A Joycean odyssey through the flat lands of Kildare
Joyce, Synge, Beckett and Yeats … four of the titans of Irish writing who have drawn international critical acclaim for pushing the boundaries of language and for crafting novels, plays and poems that are ranked among the greatest in world literature. The first of these, James Joyce (1882-1941), is at once among the most celebrated but also the among the most enigmatic. The free flowing nature of his texts which bend and warp the rules of grammar require do not make for light reading. That perhaps explains why so many know his name and his repute but have never got beyond the first few pages of his works such as “Finnegan’s Wake” (1939) and the incomparable “Ulysses” (1922).
For those who do penetrate the textured foliage of his written language there are, no doubt, many rewards. Perhaps less well known in these parts are references in Joyce’s work to his life experiences in Co. Kildare. The fact that his writing is out of copyright this year gives this column the freedom to explore at some length the county’s Joycean connections. And the timing is good with Saturday next, 16 June, marking “Bloomsday”, the date on which Joycean connoisseurs recreate the perambulations of Leopold Bloom, the hero of “Ulysses”, through the streets of Dublin.
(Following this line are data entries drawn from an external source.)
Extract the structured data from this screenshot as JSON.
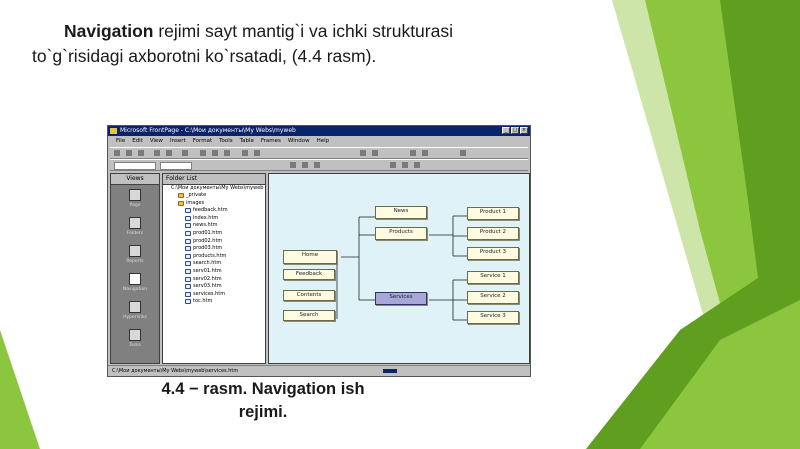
{
  "slide": {
    "text_bold": "Navigation",
    "text_line1_rest": " rejimi sayt mantig`i va ichki strukturasi",
    "text_line2": "to`g`risidagi axborotni ko`rsatadi, (4.4 rasm).",
    "caption_line1": "4.4 − rasm. Navigation ish",
    "caption_line2": "rejimi."
  },
  "colors": {
    "green_dark": "#5f9e1f",
    "green_mid": "#8cc63f",
    "green_light": "#cde5a8",
    "title_bar": "#0a246a",
    "nav_bg": "#dff2f8"
  },
  "app": {
    "title": "Microsoft FrontPage - C:\\Mои документы\\My Webs\\myweb",
    "menu": [
      "File",
      "Edit",
      "View",
      "Insert",
      "Format",
      "Tools",
      "Table",
      "Frames",
      "Window",
      "Help"
    ],
    "views_header": "Views",
    "views": [
      "Page",
      "Folders",
      "Reports",
      "Navigation",
      "Hyperlinks",
      "Tasks"
    ],
    "folder_header": "Folder List",
    "folder_root": "C:\\Mои документы\\My Webs\\myweb",
    "folders": [
      "_private",
      "images"
    ],
    "files": [
      "feedback.htm",
      "index.htm",
      "news.htm",
      "prod01.htm",
      "prod02.htm",
      "prod03.htm",
      "products.htm",
      "search.htm",
      "serv01.htm",
      "serv02.htm",
      "serv03.htm",
      "services.htm",
      "toc.htm"
    ],
    "nav_nodes": {
      "home": "Home",
      "feedback": "Feedback",
      "contents": "Contents",
      "search": "Search",
      "news": "News",
      "products": "Products",
      "services": "Services",
      "product1": "Product 1",
      "product2": "Product 2",
      "product3": "Product 3",
      "service1": "Service 1",
      "service2": "Service 2",
      "service3": "Service 3"
    },
    "status": "C:\\Mои документы\\My Webs\\myweb\\services.htm"
  }
}
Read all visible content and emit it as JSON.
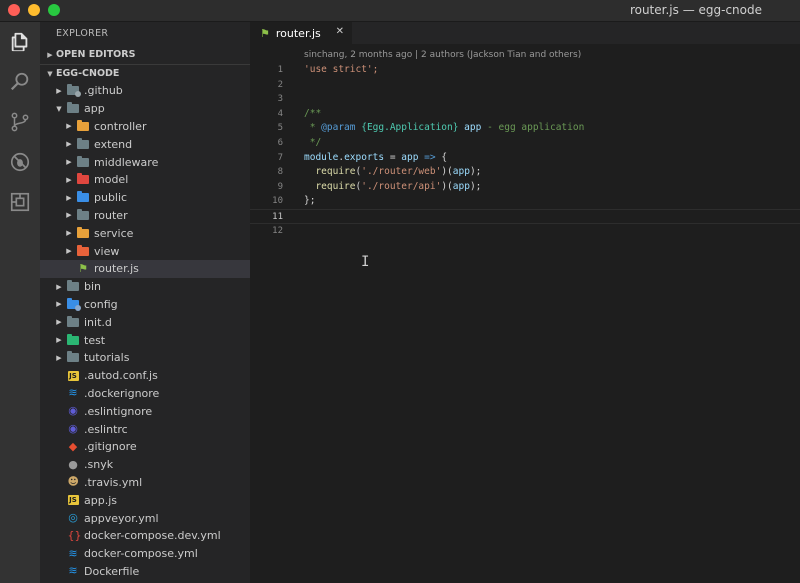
{
  "window": {
    "title": "router.js — egg-cnode"
  },
  "activity_bar": [
    {
      "name": "explorer-icon",
      "active": true
    },
    {
      "name": "search-icon",
      "active": false
    },
    {
      "name": "source-control-icon",
      "active": false
    },
    {
      "name": "debug-icon",
      "active": false
    },
    {
      "name": "extensions-icon",
      "active": false
    }
  ],
  "explorer": {
    "header": "EXPLORER",
    "open_editors": "OPEN EDITORS",
    "project": "EGG-CNODE",
    "items": [
      {
        "label": ".github",
        "type": "folder",
        "depth": 0,
        "color": "#6d8086",
        "badge": "#9aa6ab",
        "open": false
      },
      {
        "label": "app",
        "type": "folder",
        "depth": 0,
        "color": "#6d8086",
        "badge": "",
        "open": true
      },
      {
        "label": "controller",
        "type": "folder",
        "depth": 1,
        "color": "#e8a13a",
        "badge": "",
        "open": false
      },
      {
        "label": "extend",
        "type": "folder",
        "depth": 1,
        "color": "#6d8086",
        "badge": "",
        "open": false
      },
      {
        "label": "middleware",
        "type": "folder",
        "depth": 1,
        "color": "#6d8086",
        "badge": "",
        "open": false
      },
      {
        "label": "model",
        "type": "folder",
        "depth": 1,
        "color": "#e0473f",
        "badge": "",
        "open": false
      },
      {
        "label": "public",
        "type": "folder",
        "depth": 1,
        "color": "#3a8ee6",
        "badge": "",
        "open": false
      },
      {
        "label": "router",
        "type": "folder",
        "depth": 1,
        "color": "#6d8086",
        "badge": "",
        "open": false
      },
      {
        "label": "service",
        "type": "folder",
        "depth": 1,
        "color": "#e8a13a",
        "badge": "",
        "open": false
      },
      {
        "label": "view",
        "type": "folder",
        "depth": 1,
        "color": "#e8623a",
        "badge": "",
        "open": false
      },
      {
        "label": "router.js",
        "type": "file",
        "depth": 1,
        "icon": "router-icon",
        "icon_text": "⚑",
        "icon_color": "#8dc149",
        "icon_bg": "transparent",
        "selected": true
      },
      {
        "label": "bin",
        "type": "folder",
        "depth": 0,
        "color": "#6d8086",
        "badge": "",
        "open": false
      },
      {
        "label": "config",
        "type": "folder",
        "depth": 0,
        "color": "#3a8ee6",
        "badge": "#8aa8cc",
        "open": false
      },
      {
        "label": "init.d",
        "type": "folder",
        "depth": 0,
        "color": "#6d8086",
        "badge": "",
        "open": false
      },
      {
        "label": "test",
        "type": "folder",
        "depth": 0,
        "color": "#2bb673",
        "badge": "",
        "open": false
      },
      {
        "label": "tutorials",
        "type": "folder",
        "depth": 0,
        "color": "#6d8086",
        "badge": "",
        "open": false
      },
      {
        "label": ".autod.conf.js",
        "type": "file",
        "depth": 0,
        "icon": "javascript-icon",
        "icon_text": "JS",
        "icon_color": "#1e1e1e",
        "icon_bg": "#e8c53a"
      },
      {
        "label": ".dockerignore",
        "type": "file",
        "depth": 0,
        "icon": "docker-icon",
        "icon_text": "≋",
        "icon_color": "#2496ed",
        "icon_bg": "transparent"
      },
      {
        "label": ".eslintignore",
        "type": "file",
        "depth": 0,
        "icon": "eslint-icon",
        "icon_text": "◉",
        "icon_color": "#5f5cd6",
        "icon_bg": "transparent"
      },
      {
        "label": ".eslintrc",
        "type": "file",
        "depth": 0,
        "icon": "eslint-icon",
        "icon_text": "◉",
        "icon_color": "#5f5cd6",
        "icon_bg": "transparent"
      },
      {
        "label": ".gitignore",
        "type": "file",
        "depth": 0,
        "icon": "git-icon",
        "icon_text": "◆",
        "icon_color": "#e84e31",
        "icon_bg": "transparent"
      },
      {
        "label": ".snyk",
        "type": "file",
        "depth": 0,
        "icon": "snyk-icon",
        "icon_text": "●",
        "icon_color": "#9a9a9a",
        "icon_bg": "transparent"
      },
      {
        "label": ".travis.yml",
        "type": "file",
        "depth": 0,
        "icon": "travis-icon",
        "icon_text": "☻",
        "icon_color": "#cda869",
        "icon_bg": "transparent"
      },
      {
        "label": "app.js",
        "type": "file",
        "depth": 0,
        "icon": "javascript-icon",
        "icon_text": "JS",
        "icon_color": "#1e1e1e",
        "icon_bg": "#e8c53a"
      },
      {
        "label": "appveyor.yml",
        "type": "file",
        "depth": 0,
        "icon": "appveyor-icon",
        "icon_text": "◎",
        "icon_color": "#2aa4e0",
        "icon_bg": "transparent"
      },
      {
        "label": "docker-compose.dev.yml",
        "type": "file",
        "depth": 0,
        "icon": "yaml-icon",
        "icon_text": "{}",
        "icon_color": "#e0473f",
        "icon_bg": "transparent"
      },
      {
        "label": "docker-compose.yml",
        "type": "file",
        "depth": 0,
        "icon": "docker-icon",
        "icon_text": "≋",
        "icon_color": "#2496ed",
        "icon_bg": "transparent"
      },
      {
        "label": "Dockerfile",
        "type": "file",
        "depth": 0,
        "icon": "docker-icon",
        "icon_text": "≋",
        "icon_color": "#2496ed",
        "icon_bg": "transparent"
      }
    ]
  },
  "editor": {
    "tab_label": "router.js",
    "tab_icon": "⚑",
    "blame": "sinchang, 2 months ago | 2 authors (Jackson Tian and others)",
    "current_line": 11,
    "lines": [
      {
        "n": "1",
        "tokens": [
          {
            "t": "'use strict';",
            "c": "t-str"
          }
        ]
      },
      {
        "n": "2",
        "tokens": []
      },
      {
        "n": "3",
        "tokens": []
      },
      {
        "n": "4",
        "tokens": [
          {
            "t": "/**",
            "c": "t-com"
          }
        ]
      },
      {
        "n": "5",
        "tokens": [
          {
            "t": " * ",
            "c": "t-com"
          },
          {
            "t": "@param",
            "c": "t-kw"
          },
          {
            "t": " {Egg.Application} ",
            "c": "t-type"
          },
          {
            "t": "app",
            "c": "t-var"
          },
          {
            "t": " - egg application",
            "c": "t-com"
          }
        ]
      },
      {
        "n": "6",
        "tokens": [
          {
            "t": " */",
            "c": "t-com"
          }
        ]
      },
      {
        "n": "7",
        "tokens": [
          {
            "t": "module",
            "c": "t-var"
          },
          {
            "t": ".",
            "c": "t-def"
          },
          {
            "t": "exports",
            "c": "t-var"
          },
          {
            "t": " = ",
            "c": "t-def"
          },
          {
            "t": "app",
            "c": "t-var"
          },
          {
            "t": " => ",
            "c": "t-kw"
          },
          {
            "t": "{",
            "c": "t-def"
          }
        ]
      },
      {
        "n": "8",
        "tokens": [
          {
            "t": "  ",
            "c": "t-def"
          },
          {
            "t": "require",
            "c": "t-fn"
          },
          {
            "t": "(",
            "c": "t-def"
          },
          {
            "t": "'./router/web'",
            "c": "t-str"
          },
          {
            "t": ")(",
            "c": "t-def"
          },
          {
            "t": "app",
            "c": "t-var"
          },
          {
            "t": ");",
            "c": "t-def"
          }
        ]
      },
      {
        "n": "9",
        "tokens": [
          {
            "t": "  ",
            "c": "t-def"
          },
          {
            "t": "require",
            "c": "t-fn"
          },
          {
            "t": "(",
            "c": "t-def"
          },
          {
            "t": "'./router/api'",
            "c": "t-str"
          },
          {
            "t": ")(",
            "c": "t-def"
          },
          {
            "t": "app",
            "c": "t-var"
          },
          {
            "t": ");",
            "c": "t-def"
          }
        ]
      },
      {
        "n": "10",
        "tokens": [
          {
            "t": "};",
            "c": "t-def"
          }
        ]
      },
      {
        "n": "11",
        "tokens": []
      },
      {
        "n": "12",
        "tokens": []
      }
    ]
  }
}
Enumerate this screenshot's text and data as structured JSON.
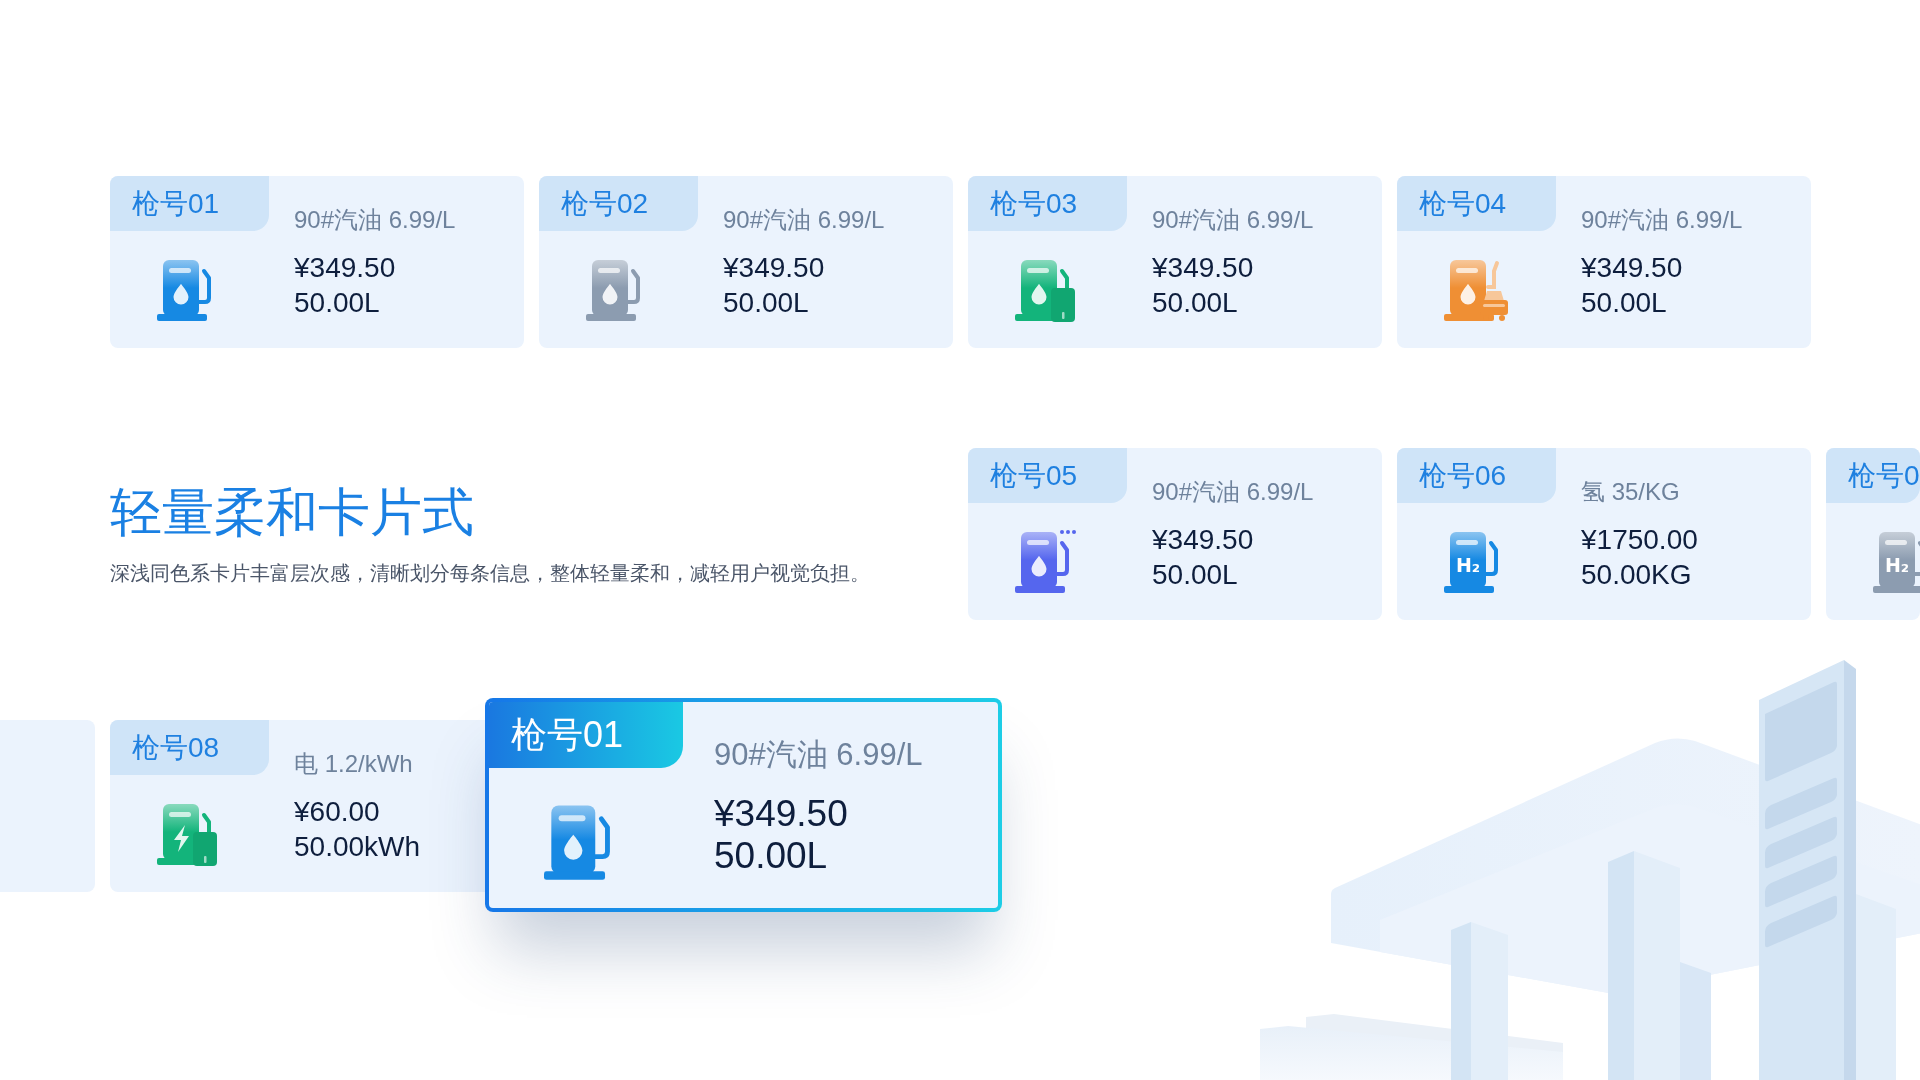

However Joyce’s most formative years were spent not within the red-bricked terraces of early 20th century Dublin but in the plains of north Kildare where in 1888 at the tender age of 6 he attended Clongowes Wood College, the Jesuit secondary college near Clane. In his semi-autobiographical “A Portrait of the Artist as a Young Man” (1916) his experiences as told through the recollections of one Stephen Dedalus (a cipher for Joyce himself) are painted through vivid descriptions of Clongowes and its environs. He recalls the atmosphere of college meals in the refectory, of study periods and of Father Arnall’s mathematics classes. He also mentions his interactions with life outside of the college halls when he makes reference to attending mass in the Peoples’ Chapel at Clongowes. Perhaps this was to inspire Joyce in later years when he wrote of Leopold Bloom, the main character in “Ulysses”, serving mass as he “carried the boat of incense then at Clongowes”.
Notable are his references to the environs of north Kildare as seen on his journeys between Clongowes and Sallins to catch the train at the end of school term. In “Portrait of the Artist” one of those end of term journeys is evoked. He tells of how the horse-drawn coaches, laden with cheering boys, crunch along the gravel avenue of Clongowes and then on the road to Clane past the house of “the Jolly Farmer”. The carriage drivers are pointing “with their whips to Bodenstown” as they trot along the road towards Sallins. Joyce’s description brings home in colourful detail the busy nature of Sallins as a hub of rail travel: “Going home for the holidays! .. the train was full of fellows: a long chocolate train with cream facings …”.
On another rail journey through the “flat lands” of Kildare Joyce makes reference to Stephen Dedalus seeing the Hill of Allen as he gazes out of the train window. Joyce’s gift of making the words on paper sing with music is apparent when he describes how Stephen began a prayer “which he made to fit the instant rhythm of the train; and silently, at intervals of four seconds, the telegraph-poles, held the galloping notes of music between punctual bars.”
A few more notes of Joyce trivia. The rector of Rathcoffey gets a mention in “Ulysses” when we read of Leopold Bloom receiving a card from “the reverend Hugh C. Love, Rathcoffey. Present address: Saint Michael’s, Sallins” – a reference to the Church of St. Michael and All Angels at Millicent.
And unlikely as it may seem there is also a local GAA connection among the huge cast of characters that populate “Ulysses”. A prominent personality on that Dublin day of 16 June 1904 is one Alderman Nanetti, then a member of Dublin City Council. Pioneering research by Naas GAA historian Liam McManus identified that Nanetti, in earlier life, had worked as a printer in the Kildare Observer newspaper at the Market Square, Naas. During his time in Naas he participated in the inaugural meeting of Naas GAA club in 1887. An activist in nationalist and trade union circles he moved to Dublin, later being elected to the City Council in which capacity he was immortalised by Joyce as one of the metropolitan personalities referred to in “Ulysses”.
But back to “Portrait of an Artist” and Joyce’s sardonic humour. He writes of Stephen Dadalus sharing a school-boy riddle with a fellow Clongowes pupil: Question - “Why is the county of Kildare like the leg of a fellow’s breeches?” Answer - “Because there is a-thigh in it …”. Think about it! Series no: 284.